Double the competence, double the resources
21.2.2021 - Blog
A true Finnish besetting sin. That is what Outi Rask, the Chairman of the Board of the Finnish Society of Automation, sighed when we discussed Finnish competence in automation. The sigh was not due to a lack of faith in top-notch Finnish competence in automation, that is not an issue. The miserable thing is that way too often people hide their light under a bushel. People rather undermine than praise their own competence. Although there is reason for praise.
Outi Rask works as a Lecturer in Industrial Technology at Tampere University of Applied Sciences. Rask does not shy away when she states that in automation, Finland has terribly strong competence. It is also particular that the Finnish competence in automation is strongly connected with the export market. One of the crown jewelleries is Valmet, which provides automation solutions for the needs of chemical pulp, paper, cardboard and soft tissue industry as well as energy and marine industry.
Process automation is not far from production automation and robotics – on the contrary, technologies are constantly more linked with each other. Automation is present everywhere, in all fields. We do not always think about that, since – as Rask puts it – functional automation is tasteless, odourless and invisible. Automation alone does not have intrinsic value. One needs the issue that is steered, the substance.
I bumped into an automation-focused theme magazine published as an appendix to Kauppalehti in 2009. Let me cite the title of the editorial:
“Finland has an unprecedented opportunity to move in the global racetrack to the productivity development fast line, while cherishing and enhancing sustainable development and environmental protection – Automation is everyone’s mate, including productivity-enhancement projects”
Sustainable development, productivity, environmental perspective. All the key things were there and still are. In the automation front, one must raise one’s voice, drag the essential into the limelight. One good example on this is KasvuOpen where all companies that provide automation solutions for e.g. robotics, computer vision, simulation and measuring technique can apply for Automation’s future growth path sparring. Companies can be in their internationalisation phase, ecosystem and network builders, pioneers in their field, start-up companies or established actors in their respective fields.
“Automation is present everywhere, in all fields”
Encouragement, boost, support in research and development is needed. It is necessary already due to the sheer fact that 93 per cent of Finnish companies employ less than 10 people. That is, they are small.
One sound manner to grow and internationalise is by combining resources. This is also what Promector from Turku and Kaptas from Joensuu did.
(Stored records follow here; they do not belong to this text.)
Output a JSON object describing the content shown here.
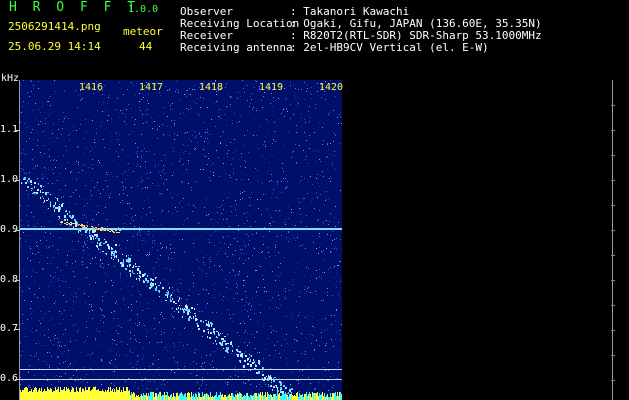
{
  "header": {
    "app_title": "H R O F F T",
    "version": "1.0.0",
    "filename": "2506291414.png",
    "timestamp": "25.06.29 14:14",
    "meteor_label": "meteor",
    "meteor_count": "44"
  },
  "info": [
    {
      "label": "Observer",
      "value": ": Takanori Kawachi"
    },
    {
      "label": "Receiving Location",
      "value": ": Ogaki, Gifu, JAPAN (136.60E, 35.35N)"
    },
    {
      "label": "Receiver",
      "value": ": R820T2(RTL-SDR) SDR-Sharp 53.1000MHz"
    },
    {
      "label": "Receiving antenna",
      "value": ": 2el-HB9CV Vertical (el. E-W)"
    }
  ],
  "axis": {
    "y_unit": "kHz",
    "y_ticks": [
      "1.1",
      "1.0",
      "0.9",
      "0.8",
      "0.7",
      "0.6"
    ],
    "x_ticks": [
      "1416",
      "1417",
      "1418",
      "1419",
      "1420"
    ]
  },
  "colors": {
    "background": "#000000",
    "spectrogram_bg": "#00106a",
    "title_green": "#3cff3c",
    "label_yellow": "#ffff33",
    "carrier_cyan": "#7fe0ff"
  }
}
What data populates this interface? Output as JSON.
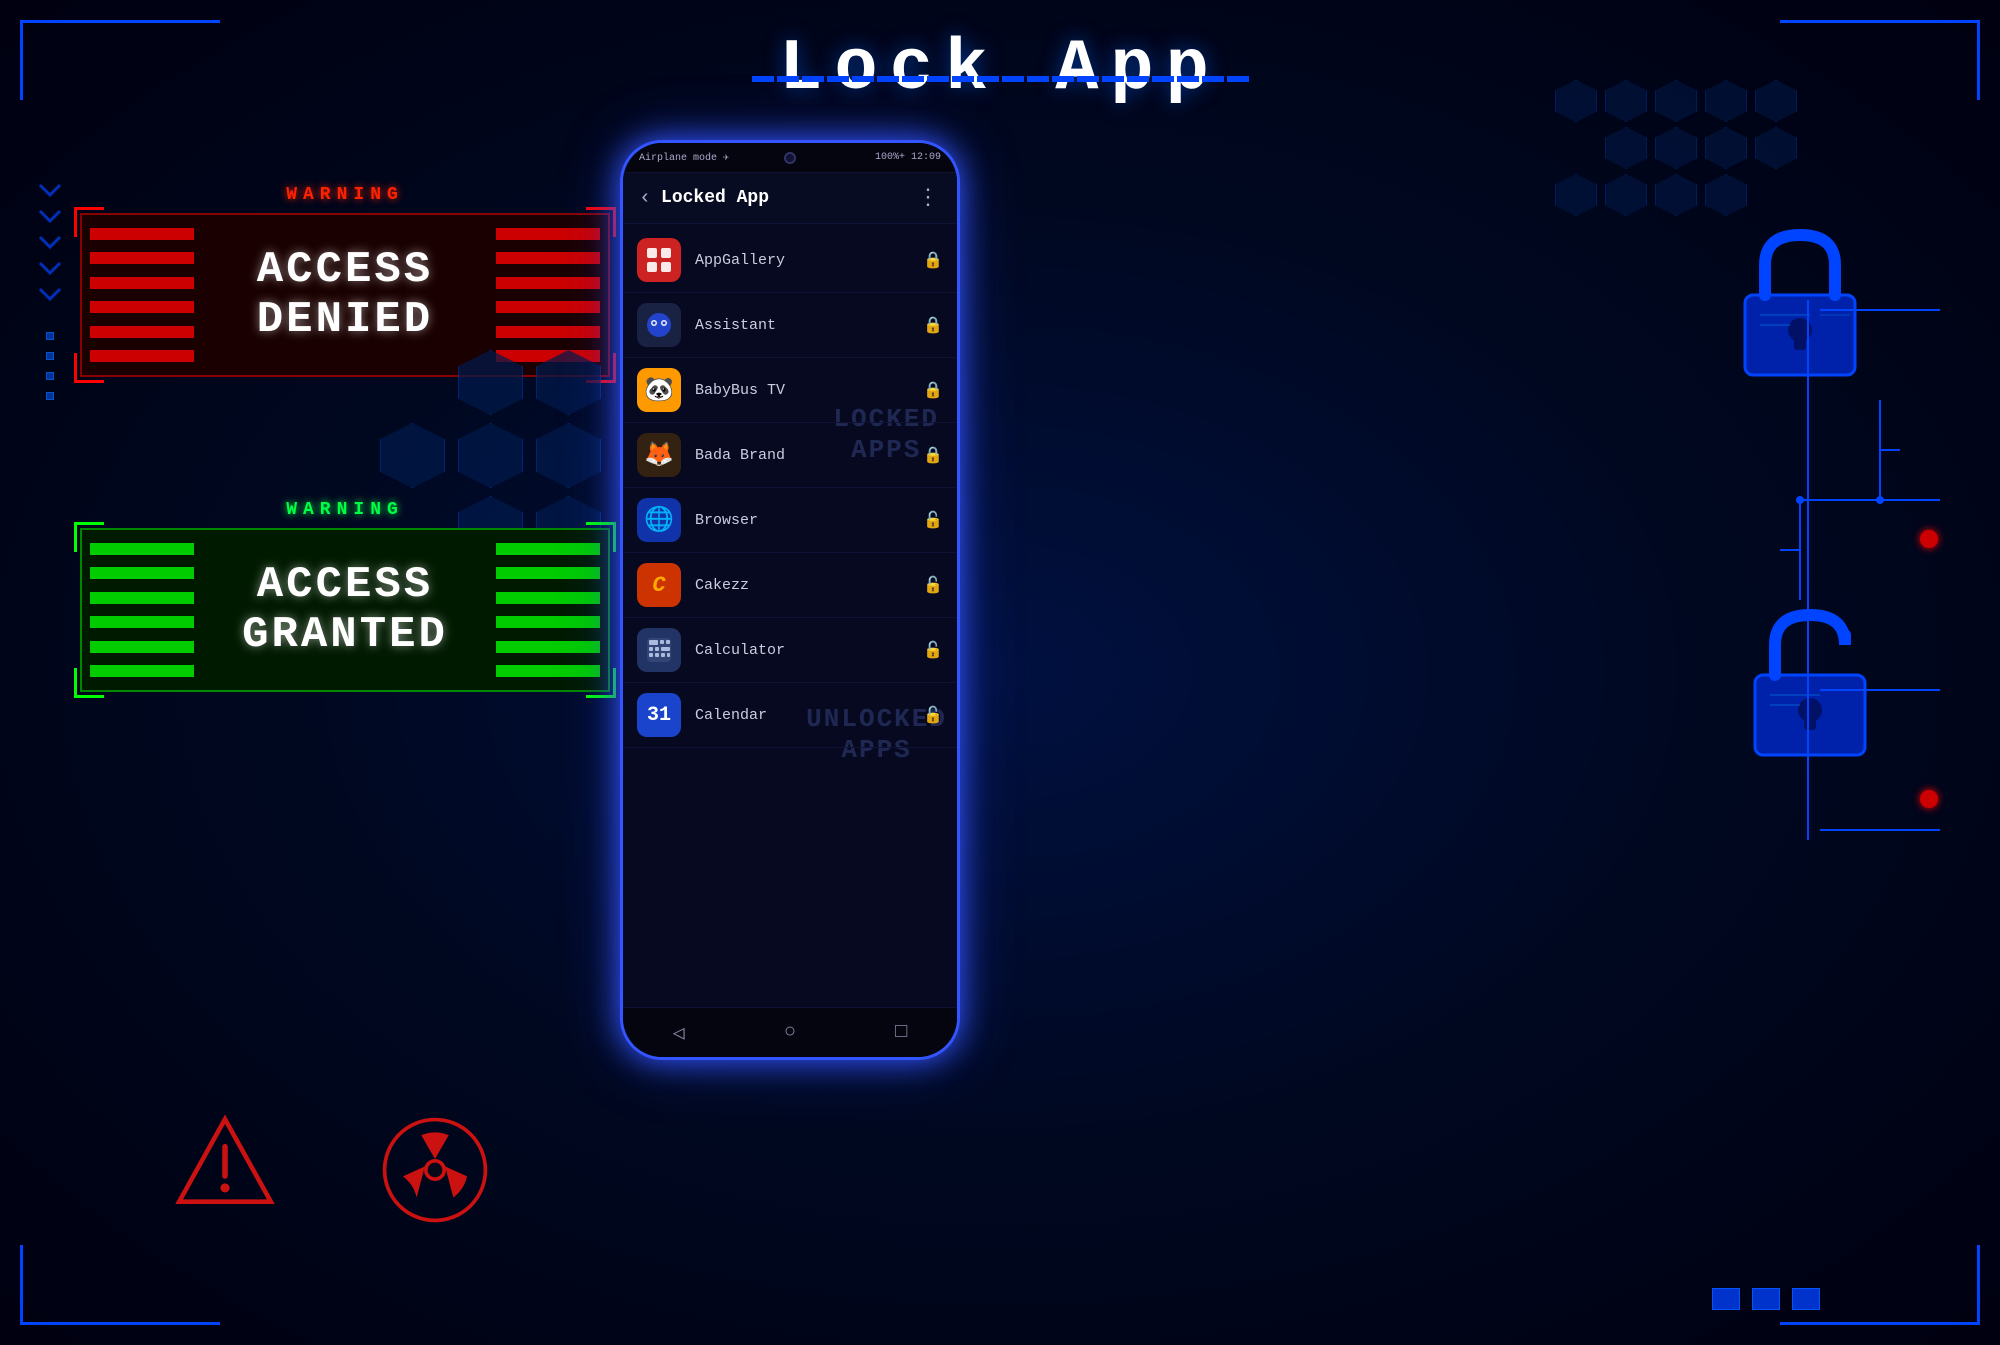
{
  "page": {
    "title": "Lock App",
    "background_color": "#000010"
  },
  "header": {
    "title": "Lock App"
  },
  "access_denied": {
    "warning_label": "WARNING",
    "title_line1": "ACCESS",
    "title_line2": "DENIED"
  },
  "access_granted": {
    "warning_label": "WARNING",
    "title_line1": "ACCESS",
    "title_line2": "GRANTED"
  },
  "phone": {
    "status_left": "Airplane mode ✈",
    "status_right": "100%+ 12:09",
    "app_title": "Locked App",
    "locked_watermark_line1": "LOCKED",
    "locked_watermark_line2": "APPS",
    "unlocked_watermark_line1": "UNLOCKED",
    "unlocked_watermark_line2": "APPS",
    "apps": [
      {
        "name": "AppGallery",
        "icon_color": "#cc2222",
        "icon_char": "🏪",
        "locked": true
      },
      {
        "name": "Assistant",
        "icon_color": "#2244cc",
        "icon_char": "🔵",
        "locked": true
      },
      {
        "name": "BabyBus TV",
        "icon_color": "#cc8800",
        "icon_char": "🐼",
        "locked": true
      },
      {
        "name": "Bada Brand",
        "icon_color": "#884400",
        "icon_char": "🦊",
        "locked": true
      },
      {
        "name": "Browser",
        "icon_color": "#2266cc",
        "icon_char": "🌐",
        "locked": false
      },
      {
        "name": "Cakezz",
        "icon_color": "#cc4400",
        "icon_char": "🎂",
        "locked": false
      },
      {
        "name": "Calculator",
        "icon_color": "#334477",
        "icon_char": "🧮",
        "locked": false
      },
      {
        "name": "Calendar",
        "icon_color": "#1155cc",
        "icon_char": "📅",
        "locked": false
      }
    ],
    "navbar": {
      "back": "◁",
      "home": "○",
      "recent": "□"
    }
  },
  "icons": {
    "warning_triangle": "⚠",
    "radiation": "☢",
    "lock_closed": "🔒",
    "lock_open": "🔓",
    "back_arrow": "‹",
    "more_menu": "⋮"
  },
  "colors": {
    "blue_accent": "#0044ff",
    "red_accent": "#cc0000",
    "green_accent": "#00cc00",
    "blue_glow": "#3355ff"
  }
}
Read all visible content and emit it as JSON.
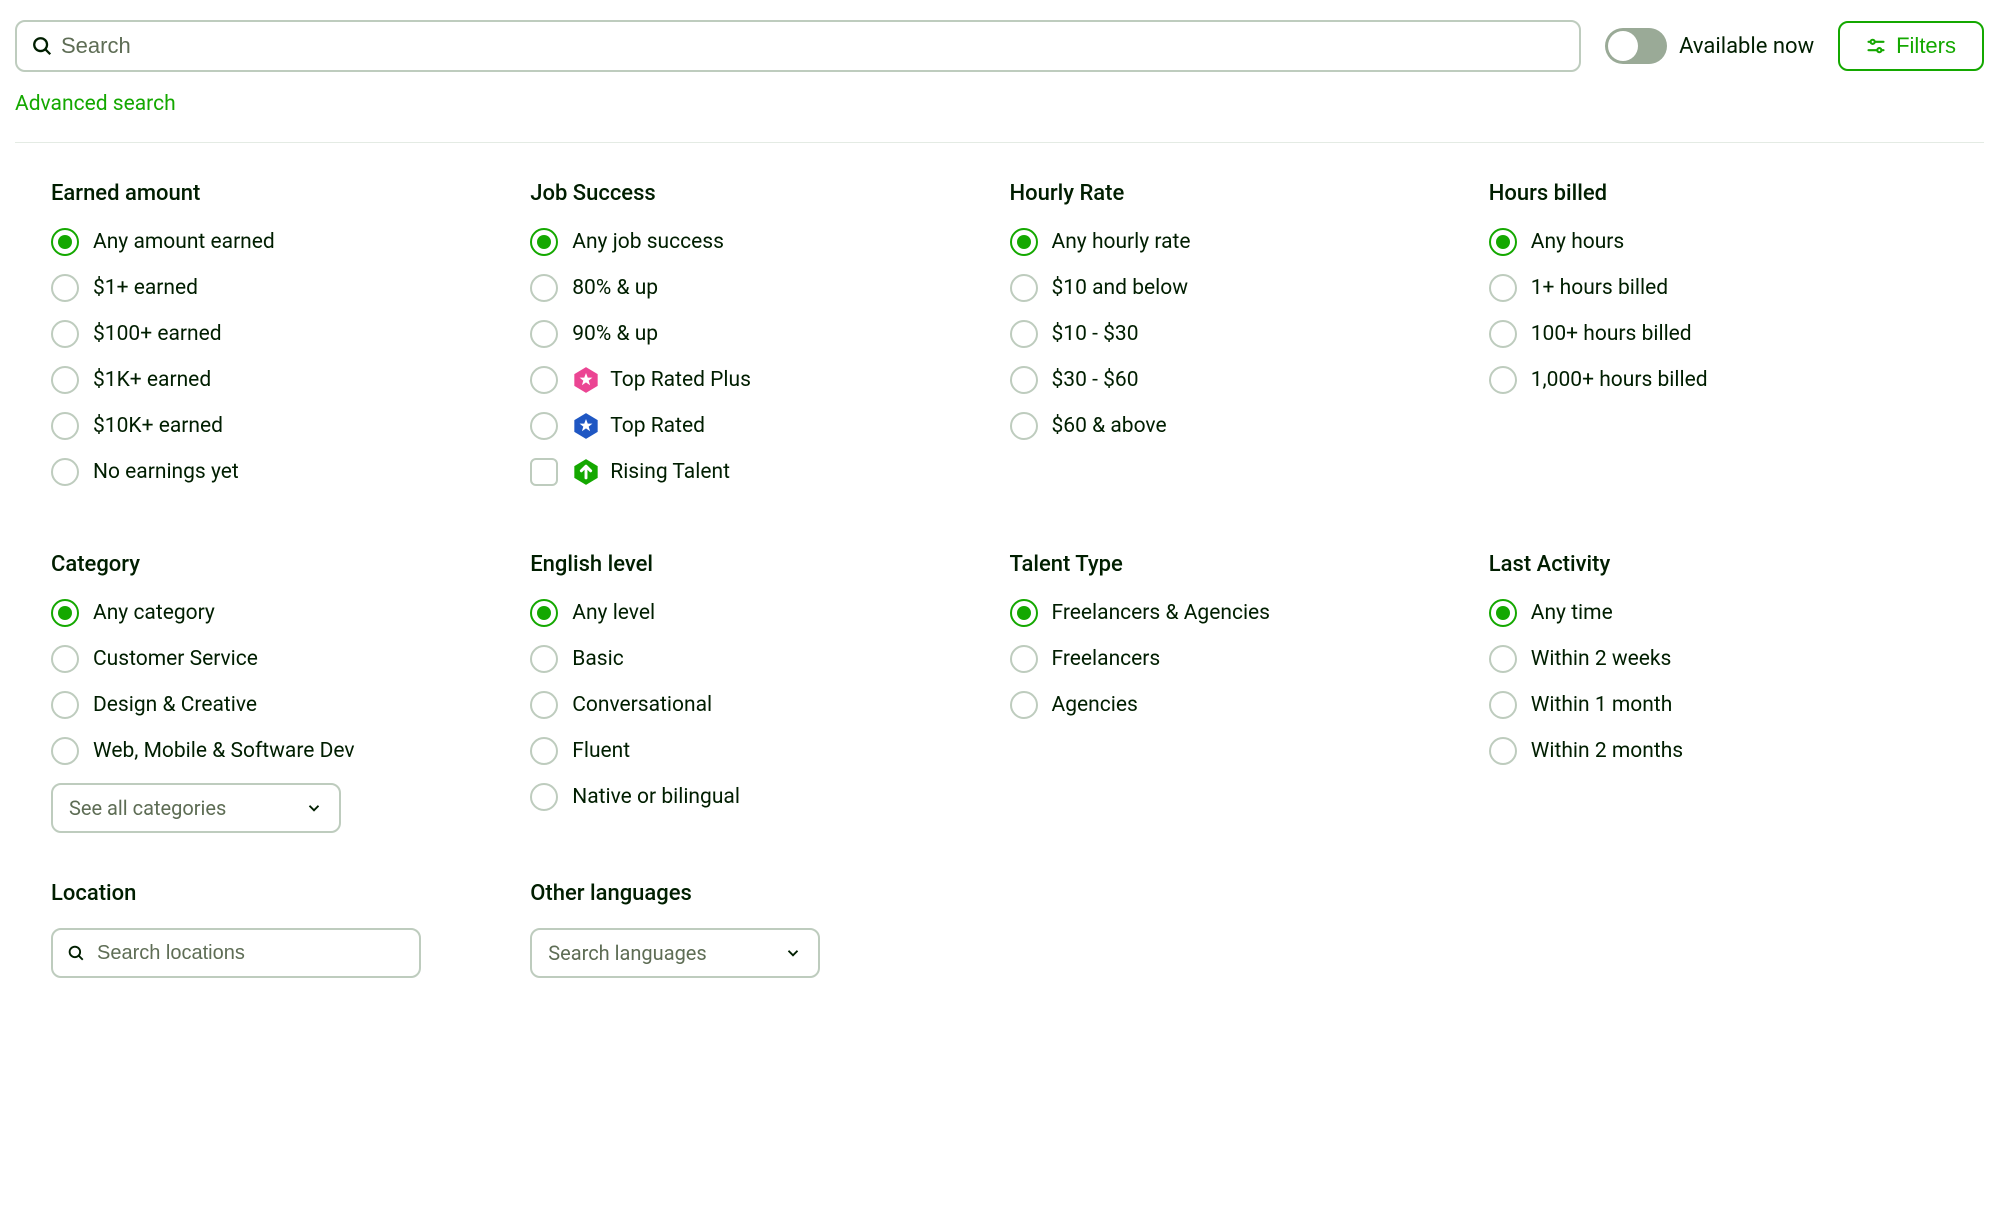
{
  "search": {
    "placeholder": "Search"
  },
  "advanced_search": "Advanced search",
  "available_now": "Available now",
  "filters_button": "Filters",
  "groups": {
    "earned": {
      "title": "Earned amount",
      "opts": [
        "Any amount earned",
        "$1+ earned",
        "$100+ earned",
        "$1K+ earned",
        "$10K+ earned",
        "No earnings yet"
      ]
    },
    "job_success": {
      "title": "Job Success",
      "opts": [
        "Any job success",
        "80% & up",
        "90% & up",
        "Top Rated Plus",
        "Top Rated",
        "Rising Talent"
      ]
    },
    "hourly_rate": {
      "title": "Hourly Rate",
      "opts": [
        "Any hourly rate",
        "$10 and below",
        "$10 - $30",
        "$30 - $60",
        "$60 & above"
      ]
    },
    "hours_billed": {
      "title": "Hours billed",
      "opts": [
        "Any hours",
        "1+ hours billed",
        "100+ hours billed",
        "1,000+ hours billed"
      ]
    },
    "category": {
      "title": "Category",
      "opts": [
        "Any category",
        "Customer Service",
        "Design & Creative",
        "Web, Mobile & Software Dev"
      ],
      "see_all": "See all categories"
    },
    "english": {
      "title": "English level",
      "opts": [
        "Any level",
        "Basic",
        "Conversational",
        "Fluent",
        "Native or bilingual"
      ]
    },
    "talent_type": {
      "title": "Talent Type",
      "opts": [
        "Freelancers & Agencies",
        "Freelancers",
        "Agencies"
      ]
    },
    "last_activity": {
      "title": "Last Activity",
      "opts": [
        "Any time",
        "Within 2 weeks",
        "Within 1 month",
        "Within 2 months"
      ]
    },
    "location": {
      "title": "Location",
      "placeholder": "Search locations"
    },
    "other_languages": {
      "title": "Other languages",
      "placeholder": "Search languages"
    }
  }
}
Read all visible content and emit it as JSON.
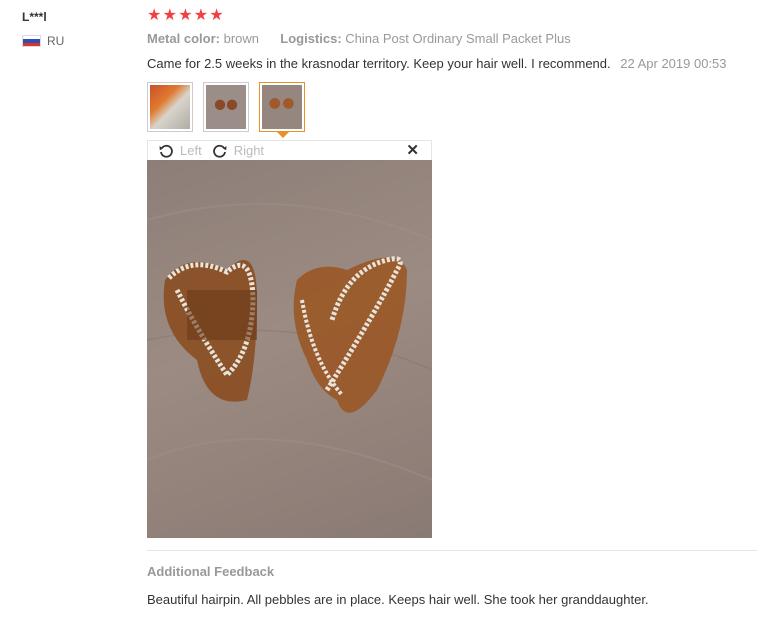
{
  "user": {
    "name": "L***l",
    "country": "RU",
    "flag_colors": [
      "#ffffff",
      "#2b4fb3",
      "#d8322e"
    ]
  },
  "review": {
    "rating": 5,
    "stars": [
      "★",
      "★",
      "★",
      "★",
      "★"
    ],
    "star_color": "#f04040",
    "metal_label": "Metal color:",
    "metal_value": "brown",
    "logistics_label": "Logistics:",
    "logistics_value": "China Post Ordinary Small Packet Plus",
    "comment": "Came for 2.5 weeks in the krasnodar territory. Keep your hair well. I recommend.",
    "date": "22 Apr 2019 00:53",
    "active_thumb_color": "#e8902a"
  },
  "thumbnails": [
    {
      "icon": "photo-thumbnail-1"
    },
    {
      "icon": "photo-thumbnail-2"
    },
    {
      "icon": "photo-thumbnail-3",
      "active": true
    }
  ],
  "viewer": {
    "rotate_left_label": "Left",
    "rotate_right_label": "Right",
    "close_symbol": "✕"
  },
  "additional": {
    "title": "Additional Feedback",
    "text": "Beautiful hairpin. All pebbles are in place. Keeps hair well. She took her granddaughter."
  }
}
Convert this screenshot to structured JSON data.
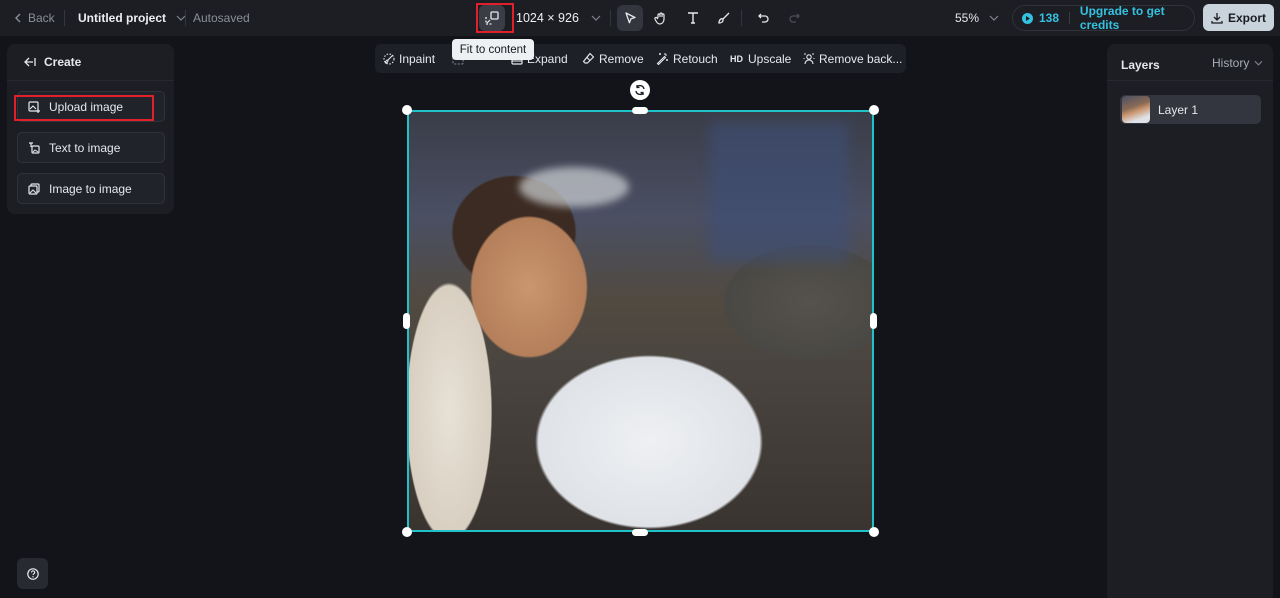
{
  "topbar": {
    "back_label": "Back",
    "project_title": "Untitled project",
    "save_status": "Autosaved",
    "canvas_size": "1024 × 926",
    "zoom_level": "55%",
    "credits_count": "138",
    "upgrade_label": "Upgrade to get credits",
    "export_label": "Export",
    "fit_tooltip": "Fit to content"
  },
  "left_panel": {
    "title": "Create",
    "items": [
      {
        "label": "Upload image",
        "icon": "upload-image-icon"
      },
      {
        "label": "Text to image",
        "icon": "text-to-image-icon"
      },
      {
        "label": "Image to image",
        "icon": "image-to-image-icon"
      }
    ]
  },
  "edit_toolbar": {
    "items": [
      {
        "label": "Inpaint",
        "icon": "inpaint-icon"
      },
      {
        "label": "",
        "icon": "hidden-tool-icon"
      },
      {
        "label": "Expand",
        "icon": "expand-icon"
      },
      {
        "label": "Remove",
        "icon": "eraser-icon"
      },
      {
        "label": "Retouch",
        "icon": "magic-wand-icon"
      },
      {
        "label": "Upscale",
        "icon": "hd-icon",
        "badge": "HD"
      },
      {
        "label": "Remove back...",
        "icon": "remove-background-icon"
      }
    ]
  },
  "right_panel": {
    "title": "Layers",
    "history_label": "History",
    "layers": [
      {
        "name": "Layer 1"
      }
    ]
  },
  "colors": {
    "accent": "#35c2e0",
    "selection": "#1fc2c8",
    "highlight_box": "#e0202a",
    "background": "#131419",
    "panel": "#1c1e24"
  }
}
A merger created double the competence, double the resources – and as part of the Addtech Group, also an agile channel to export Finnish automation competence to the world.
Increase in resources enables investing in development projects, which the merging Joensuu and Turku units would not have been up to before. As part of the automation division of the international Addtech Group, Kaptas and its customers will discover completely new prospects.
The author held tears of joy when listening to the delight of the Mayor of Kemi concerning the construction of Fibre bioproduct mill. There is no doubt the automation system of the mill will become tremendous.